El Corazón de Cristo, no obstante, no sólo «simboliza«, como una metáfora el Amor de Dios, sino que es su concreta y perfecta realización, la Presencia misma, viva y vivificadora. La Iglesia no celebra un amor genérico e indefinido, ni solamente alaba las obras que Dios ha realizado por nosotros, como si fueran un recuerdo lejano del cual nos beneficiamos, y menos aún promueve un malentendido sentimentalismo, al cual cierta cultura laicista quisiera reducir el precioso sentido de la devoción cristiana. La Iglesia, más bien, adora el Sagrado Corazón. Adora el Corazón de la Santísima Humanidad de Jesús, que hipostáticamente unido a la Persona del Verbo divino, es destinatario «legítimo» del culto de latría.

Delante del Corazón de Jesús, por tanto, la Iglesia dobla sus rodillas y en Él contempla al Dios-con-nosotros, el cual, no contento con llamar y educar a los hombres por medio de la voz de los profetas, Él mismo se ha hecho «hombre» en el seno de María, nos ha amado con un amor todo divino y todo humano, y ha tomado sobre sí nuestro pecado, derramando a cambio toda su Sangre.

La Iglesia, además, adora y contempla el Sagrado Corazón de Jesús como su propio Corazón, puesto que Ella, con Cristo –como diría Santo Tomás- forma una Mystica Persona. En efecto, en virtud del Bautismo y de la Confirmación, al Corazón de Cristo está íntimamente unido todo cristiano, llamado así a conformar el propio corazón a este Principio de Amor que arde en Él y que, con la oración y la recepción de los sacramentos, con la escucha de la palabra de Verdad y las buenas obras, que Dios nos da para que las hagamos, llegará a impregnar, purificar e iluminar siempre más toda su persona.

De manera muy especial, todos los sacerdotes están unidos al Sacratísimo Corazón de Jesús. Ellos, como gustaba decir al Santo Cura de Ars, son «partícipes del Amor del Corazón de Jesús», puesto que es su Amor Sacerdotal el que ellos hacen presente, sobre todo con la celebración eucarística y administrando la Misericordia infinita, que desborda de este Corazón.

Profundizando siempre más en la intimidad con Cristo, ellos son llamados a querer lo que Él quiere, a tener sus mismos sentimientos, su misma caridad pastoral, llegando a sufrir sinceramente por la falta de correspondencia de los hombres al Amor, a interceder incesantemente por ellos y a ofrecer la propia vida en un acto de continua reparación.

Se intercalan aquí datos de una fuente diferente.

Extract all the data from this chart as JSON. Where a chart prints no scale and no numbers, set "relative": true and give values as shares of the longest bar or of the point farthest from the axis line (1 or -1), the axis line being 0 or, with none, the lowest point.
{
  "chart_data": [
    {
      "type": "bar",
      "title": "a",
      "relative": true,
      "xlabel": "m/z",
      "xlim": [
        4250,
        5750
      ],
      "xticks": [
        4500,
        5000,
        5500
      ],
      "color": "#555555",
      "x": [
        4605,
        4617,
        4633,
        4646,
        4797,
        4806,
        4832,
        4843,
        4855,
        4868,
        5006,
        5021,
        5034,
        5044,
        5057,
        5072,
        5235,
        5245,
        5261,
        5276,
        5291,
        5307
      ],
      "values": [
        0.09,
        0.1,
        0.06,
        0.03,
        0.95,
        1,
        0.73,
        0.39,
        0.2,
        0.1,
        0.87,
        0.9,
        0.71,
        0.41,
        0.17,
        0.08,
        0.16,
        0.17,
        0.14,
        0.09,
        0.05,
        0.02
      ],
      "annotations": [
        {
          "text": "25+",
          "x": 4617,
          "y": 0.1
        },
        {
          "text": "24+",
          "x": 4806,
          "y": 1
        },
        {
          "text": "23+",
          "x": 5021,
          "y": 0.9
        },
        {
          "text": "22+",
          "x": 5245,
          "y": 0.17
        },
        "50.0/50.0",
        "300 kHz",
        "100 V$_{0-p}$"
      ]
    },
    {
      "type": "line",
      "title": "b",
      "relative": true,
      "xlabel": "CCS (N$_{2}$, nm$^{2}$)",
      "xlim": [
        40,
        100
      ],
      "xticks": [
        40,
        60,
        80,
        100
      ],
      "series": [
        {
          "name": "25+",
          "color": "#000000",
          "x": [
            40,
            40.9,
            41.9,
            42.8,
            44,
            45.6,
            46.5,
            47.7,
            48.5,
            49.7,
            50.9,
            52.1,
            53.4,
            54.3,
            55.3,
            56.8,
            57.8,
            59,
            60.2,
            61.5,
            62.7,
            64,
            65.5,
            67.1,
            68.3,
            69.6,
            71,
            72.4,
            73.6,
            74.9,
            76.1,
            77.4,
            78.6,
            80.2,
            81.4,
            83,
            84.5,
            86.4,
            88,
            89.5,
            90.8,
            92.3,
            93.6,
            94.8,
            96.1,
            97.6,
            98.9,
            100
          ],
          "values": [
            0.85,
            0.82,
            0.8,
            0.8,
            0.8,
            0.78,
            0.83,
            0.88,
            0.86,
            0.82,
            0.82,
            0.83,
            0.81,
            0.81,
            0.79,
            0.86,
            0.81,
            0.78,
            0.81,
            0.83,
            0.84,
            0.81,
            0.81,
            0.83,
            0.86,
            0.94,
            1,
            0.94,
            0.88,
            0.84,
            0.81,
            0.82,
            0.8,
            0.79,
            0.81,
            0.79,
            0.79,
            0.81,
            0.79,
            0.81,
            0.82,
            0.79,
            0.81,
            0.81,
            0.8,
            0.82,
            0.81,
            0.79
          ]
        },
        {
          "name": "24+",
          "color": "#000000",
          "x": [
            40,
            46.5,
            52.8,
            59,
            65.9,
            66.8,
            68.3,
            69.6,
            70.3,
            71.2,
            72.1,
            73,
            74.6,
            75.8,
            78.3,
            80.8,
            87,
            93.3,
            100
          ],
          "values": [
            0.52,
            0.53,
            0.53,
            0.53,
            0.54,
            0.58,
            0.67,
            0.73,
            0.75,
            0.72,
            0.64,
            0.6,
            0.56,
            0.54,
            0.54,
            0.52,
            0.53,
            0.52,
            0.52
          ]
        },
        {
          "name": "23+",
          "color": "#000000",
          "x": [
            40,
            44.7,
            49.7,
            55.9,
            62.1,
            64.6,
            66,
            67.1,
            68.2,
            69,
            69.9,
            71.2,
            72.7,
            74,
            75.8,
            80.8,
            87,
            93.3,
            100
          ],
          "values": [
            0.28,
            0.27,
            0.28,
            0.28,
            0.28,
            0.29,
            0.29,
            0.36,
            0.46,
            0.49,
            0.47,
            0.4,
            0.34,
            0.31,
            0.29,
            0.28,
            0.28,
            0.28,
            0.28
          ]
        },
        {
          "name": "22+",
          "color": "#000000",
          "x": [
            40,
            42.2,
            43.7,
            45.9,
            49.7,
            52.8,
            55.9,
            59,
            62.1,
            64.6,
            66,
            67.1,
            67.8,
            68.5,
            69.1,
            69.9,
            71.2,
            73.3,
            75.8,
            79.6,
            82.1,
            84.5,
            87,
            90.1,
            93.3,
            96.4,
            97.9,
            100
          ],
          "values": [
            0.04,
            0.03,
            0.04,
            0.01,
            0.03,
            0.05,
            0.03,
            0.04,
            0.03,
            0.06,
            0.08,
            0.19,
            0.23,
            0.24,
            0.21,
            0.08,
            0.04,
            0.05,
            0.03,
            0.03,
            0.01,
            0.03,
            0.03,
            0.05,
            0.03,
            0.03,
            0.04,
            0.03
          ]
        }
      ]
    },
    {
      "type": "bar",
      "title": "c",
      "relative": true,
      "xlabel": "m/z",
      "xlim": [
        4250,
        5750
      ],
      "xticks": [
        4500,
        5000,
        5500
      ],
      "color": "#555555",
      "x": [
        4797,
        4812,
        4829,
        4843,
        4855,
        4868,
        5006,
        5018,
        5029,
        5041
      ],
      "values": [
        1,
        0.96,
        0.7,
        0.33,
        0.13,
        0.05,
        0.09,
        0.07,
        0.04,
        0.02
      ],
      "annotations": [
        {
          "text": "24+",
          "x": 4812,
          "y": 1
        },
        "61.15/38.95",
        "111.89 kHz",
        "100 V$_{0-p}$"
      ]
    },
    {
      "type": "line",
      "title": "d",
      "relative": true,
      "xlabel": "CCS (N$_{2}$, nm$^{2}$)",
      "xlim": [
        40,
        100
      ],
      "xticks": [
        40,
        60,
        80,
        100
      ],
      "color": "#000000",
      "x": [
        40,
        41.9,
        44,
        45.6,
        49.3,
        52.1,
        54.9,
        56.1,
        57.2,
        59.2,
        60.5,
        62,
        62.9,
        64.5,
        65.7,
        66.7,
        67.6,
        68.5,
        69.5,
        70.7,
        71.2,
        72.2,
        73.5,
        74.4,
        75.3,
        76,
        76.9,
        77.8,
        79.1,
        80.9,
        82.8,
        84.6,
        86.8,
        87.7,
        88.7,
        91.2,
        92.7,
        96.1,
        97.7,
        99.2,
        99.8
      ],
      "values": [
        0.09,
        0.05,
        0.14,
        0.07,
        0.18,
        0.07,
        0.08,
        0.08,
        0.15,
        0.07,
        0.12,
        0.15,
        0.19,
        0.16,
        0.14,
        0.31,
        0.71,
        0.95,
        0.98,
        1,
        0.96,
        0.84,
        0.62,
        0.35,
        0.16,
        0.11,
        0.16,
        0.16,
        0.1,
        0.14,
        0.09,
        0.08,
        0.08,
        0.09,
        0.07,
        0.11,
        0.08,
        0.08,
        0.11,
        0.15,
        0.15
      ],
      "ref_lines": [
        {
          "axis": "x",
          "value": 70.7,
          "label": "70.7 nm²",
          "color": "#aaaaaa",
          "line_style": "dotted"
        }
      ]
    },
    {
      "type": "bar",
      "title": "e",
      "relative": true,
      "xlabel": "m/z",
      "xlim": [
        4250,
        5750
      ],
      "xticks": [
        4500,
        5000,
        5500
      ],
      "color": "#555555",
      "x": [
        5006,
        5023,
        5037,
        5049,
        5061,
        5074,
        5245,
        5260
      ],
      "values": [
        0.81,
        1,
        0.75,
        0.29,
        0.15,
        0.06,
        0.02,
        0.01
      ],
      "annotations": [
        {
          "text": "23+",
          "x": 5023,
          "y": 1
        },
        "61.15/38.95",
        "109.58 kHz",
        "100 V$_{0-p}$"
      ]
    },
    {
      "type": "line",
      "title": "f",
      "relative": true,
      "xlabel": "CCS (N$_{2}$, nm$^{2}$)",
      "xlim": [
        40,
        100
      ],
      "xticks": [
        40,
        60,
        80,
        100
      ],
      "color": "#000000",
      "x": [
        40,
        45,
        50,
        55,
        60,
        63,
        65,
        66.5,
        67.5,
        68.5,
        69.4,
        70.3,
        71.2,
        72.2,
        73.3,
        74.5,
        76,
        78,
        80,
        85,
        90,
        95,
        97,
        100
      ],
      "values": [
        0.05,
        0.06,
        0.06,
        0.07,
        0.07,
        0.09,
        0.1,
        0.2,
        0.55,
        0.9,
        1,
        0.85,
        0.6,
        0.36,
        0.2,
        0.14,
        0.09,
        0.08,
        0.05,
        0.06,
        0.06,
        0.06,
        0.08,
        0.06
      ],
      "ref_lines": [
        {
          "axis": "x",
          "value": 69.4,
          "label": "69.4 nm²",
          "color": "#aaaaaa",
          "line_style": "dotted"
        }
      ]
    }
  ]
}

Por esta razón, la Iglesia Universal coloca en esta Solemnidad la Jornada Mundial de Oración por la santificación del Clero, consciente de que, rezando por la santidad de sus sacerdotes, Ella obtendrá frutos de santidad también para todos los fieles, que reciben de las manos y de los labios de los ministros sagrados los medios indispensables de salvación, la verdad evangélica, el mismo Cristo Señor.

Recemos, pues, con fe sincera, sabiendo que nos precede y acompaña Aquella que es la Estrella de la Mañana, la que ha adelantado al Sol que saldría de su seno Purísimo y que ahora espera, como nuestra verdadera Madre, nuestro nacer con Cristo a la Vida eterna. Su Corazón Inmaculado interceda incesantemente por nosotros, ahora y en la hora de nuestra muerte. Amén.